Папа Ахима – политик, сейчас он улыбается, а его мама смахивает слезу с щеки, потом Ахим засовывает гостию себе в рот. В церкви воцарилась тишина, и я наблюдаю за тем, как остальные дети глядят на Ахима. Что же такое происходит? Ахим жует гостию и при этом закрыл глаза. Вот, проглотил ее и… открывает их снова.
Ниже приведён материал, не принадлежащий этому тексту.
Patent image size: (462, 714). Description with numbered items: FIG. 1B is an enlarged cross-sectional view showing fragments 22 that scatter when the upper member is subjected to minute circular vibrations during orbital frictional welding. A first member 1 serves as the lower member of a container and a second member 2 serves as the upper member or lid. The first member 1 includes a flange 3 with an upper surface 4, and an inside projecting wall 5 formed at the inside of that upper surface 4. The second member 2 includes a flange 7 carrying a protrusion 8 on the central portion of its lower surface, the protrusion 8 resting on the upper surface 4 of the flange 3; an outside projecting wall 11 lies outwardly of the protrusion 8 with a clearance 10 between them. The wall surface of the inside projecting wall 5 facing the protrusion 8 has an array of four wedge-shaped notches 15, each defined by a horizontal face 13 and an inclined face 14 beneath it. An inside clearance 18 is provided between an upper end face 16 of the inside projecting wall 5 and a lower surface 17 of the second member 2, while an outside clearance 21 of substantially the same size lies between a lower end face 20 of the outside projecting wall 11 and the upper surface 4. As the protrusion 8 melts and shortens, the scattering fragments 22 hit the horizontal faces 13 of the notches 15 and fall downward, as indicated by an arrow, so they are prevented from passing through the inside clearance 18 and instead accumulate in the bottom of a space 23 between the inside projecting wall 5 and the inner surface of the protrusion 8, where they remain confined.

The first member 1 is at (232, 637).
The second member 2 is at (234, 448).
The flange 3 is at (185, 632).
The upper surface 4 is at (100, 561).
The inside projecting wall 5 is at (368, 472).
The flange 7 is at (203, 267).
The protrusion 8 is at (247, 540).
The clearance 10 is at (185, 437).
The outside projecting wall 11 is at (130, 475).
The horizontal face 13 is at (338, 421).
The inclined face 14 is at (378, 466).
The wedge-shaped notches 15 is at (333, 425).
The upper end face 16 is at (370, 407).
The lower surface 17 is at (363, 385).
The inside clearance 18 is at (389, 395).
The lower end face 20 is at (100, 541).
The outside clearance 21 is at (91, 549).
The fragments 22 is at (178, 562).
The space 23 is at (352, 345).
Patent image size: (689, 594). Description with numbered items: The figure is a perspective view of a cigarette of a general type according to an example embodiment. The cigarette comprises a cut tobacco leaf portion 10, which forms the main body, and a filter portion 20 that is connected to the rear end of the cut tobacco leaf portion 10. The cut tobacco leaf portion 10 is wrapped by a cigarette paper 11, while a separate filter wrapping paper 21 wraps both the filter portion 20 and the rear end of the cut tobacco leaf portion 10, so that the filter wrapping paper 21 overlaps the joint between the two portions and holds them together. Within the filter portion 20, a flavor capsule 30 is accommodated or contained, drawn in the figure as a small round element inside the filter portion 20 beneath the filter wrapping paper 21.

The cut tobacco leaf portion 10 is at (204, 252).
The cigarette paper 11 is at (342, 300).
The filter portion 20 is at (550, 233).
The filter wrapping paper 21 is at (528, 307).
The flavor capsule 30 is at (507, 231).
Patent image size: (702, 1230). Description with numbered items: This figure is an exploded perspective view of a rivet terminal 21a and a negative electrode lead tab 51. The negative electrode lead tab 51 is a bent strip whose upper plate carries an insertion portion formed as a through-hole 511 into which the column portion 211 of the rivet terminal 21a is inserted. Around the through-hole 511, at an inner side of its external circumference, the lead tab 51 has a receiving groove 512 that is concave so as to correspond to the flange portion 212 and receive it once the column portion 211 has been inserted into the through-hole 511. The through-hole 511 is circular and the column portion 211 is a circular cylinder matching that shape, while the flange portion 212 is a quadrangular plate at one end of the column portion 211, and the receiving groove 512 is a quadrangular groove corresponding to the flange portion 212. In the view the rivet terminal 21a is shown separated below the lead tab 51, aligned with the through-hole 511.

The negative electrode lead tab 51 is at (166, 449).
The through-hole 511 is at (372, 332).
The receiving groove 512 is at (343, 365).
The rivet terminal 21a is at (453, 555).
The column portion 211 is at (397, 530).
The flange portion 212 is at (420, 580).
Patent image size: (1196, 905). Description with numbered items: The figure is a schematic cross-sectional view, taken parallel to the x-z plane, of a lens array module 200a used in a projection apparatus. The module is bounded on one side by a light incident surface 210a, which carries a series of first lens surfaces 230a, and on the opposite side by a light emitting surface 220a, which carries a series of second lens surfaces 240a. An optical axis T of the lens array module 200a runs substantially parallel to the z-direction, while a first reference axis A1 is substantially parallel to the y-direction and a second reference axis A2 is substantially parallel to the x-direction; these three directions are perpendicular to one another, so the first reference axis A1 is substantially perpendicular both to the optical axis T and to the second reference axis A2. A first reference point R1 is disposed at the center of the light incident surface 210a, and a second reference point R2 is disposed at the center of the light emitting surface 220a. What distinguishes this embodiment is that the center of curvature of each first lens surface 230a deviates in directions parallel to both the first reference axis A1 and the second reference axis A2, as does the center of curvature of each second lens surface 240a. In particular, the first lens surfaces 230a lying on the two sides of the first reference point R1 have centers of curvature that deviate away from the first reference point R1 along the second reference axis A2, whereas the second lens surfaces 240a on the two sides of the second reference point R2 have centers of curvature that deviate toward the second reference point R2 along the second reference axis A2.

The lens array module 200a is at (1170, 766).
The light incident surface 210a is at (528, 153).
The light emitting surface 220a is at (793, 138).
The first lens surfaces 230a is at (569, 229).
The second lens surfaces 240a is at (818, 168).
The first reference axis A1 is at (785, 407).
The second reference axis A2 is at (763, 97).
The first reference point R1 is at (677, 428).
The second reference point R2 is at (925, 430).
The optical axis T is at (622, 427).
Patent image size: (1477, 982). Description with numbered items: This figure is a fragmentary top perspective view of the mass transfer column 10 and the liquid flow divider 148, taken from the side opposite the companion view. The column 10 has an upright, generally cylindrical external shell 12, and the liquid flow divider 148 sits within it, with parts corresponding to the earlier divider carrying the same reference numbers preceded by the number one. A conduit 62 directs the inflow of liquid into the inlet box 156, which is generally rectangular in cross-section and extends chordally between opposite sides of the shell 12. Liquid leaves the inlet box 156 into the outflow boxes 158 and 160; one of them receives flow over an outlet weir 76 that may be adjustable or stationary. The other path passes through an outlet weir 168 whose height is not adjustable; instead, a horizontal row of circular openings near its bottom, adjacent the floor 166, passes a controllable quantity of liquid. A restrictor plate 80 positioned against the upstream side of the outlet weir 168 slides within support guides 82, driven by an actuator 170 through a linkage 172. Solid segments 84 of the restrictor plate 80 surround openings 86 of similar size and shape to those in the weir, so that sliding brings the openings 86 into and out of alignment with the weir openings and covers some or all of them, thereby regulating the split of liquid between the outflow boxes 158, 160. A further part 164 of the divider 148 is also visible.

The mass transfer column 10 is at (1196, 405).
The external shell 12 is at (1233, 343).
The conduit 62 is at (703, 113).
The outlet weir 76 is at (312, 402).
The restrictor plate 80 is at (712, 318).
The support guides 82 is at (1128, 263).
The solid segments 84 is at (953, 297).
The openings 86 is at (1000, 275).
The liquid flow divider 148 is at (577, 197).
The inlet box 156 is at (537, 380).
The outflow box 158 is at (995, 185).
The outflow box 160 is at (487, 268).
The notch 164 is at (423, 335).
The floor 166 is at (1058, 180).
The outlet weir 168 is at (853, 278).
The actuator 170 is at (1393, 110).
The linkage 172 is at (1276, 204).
И что? – хотелось бы мне спросить, ты что-нибудь, наконец, ощутил? – но на мессе нам не положено задавать вопросы, так сказала Николь. Передо мной еще одиннадцать детей, а за ними должен идти я. Все, что мне надо сделать, – это сказать, что я в Него верю, а потом и я смогу наконец принять Тело Христово. Теперь очередь Стеллы, но и тут ничего не происходит: она получает гостию, жует ее, глотает, потом пастор переходит со своей чашей к соседу Стеллы. Передо мной еще десятеро, а моя бабочка что-то жмет все сильней. Что же я скажу, когда он подойдет прямо ко мне? Ох, осталось всего девятеро, дело принимает серьезный оборот. Должен ли я просто повторить все это? Довольно ли сказать: «Господи, я верую в Тебя»? А если нет, то это, значит, ложь, и меня за нее накажут? Тогда мне что – опять идти в исповедальню? Осталось восемь человек, о Небо, теперь уже отступать некуда, не так ли? Это как на американских горках с пятикратной петлей – если оказался наверху, тебе и сигать вниз? Бог мой, что же мне делать?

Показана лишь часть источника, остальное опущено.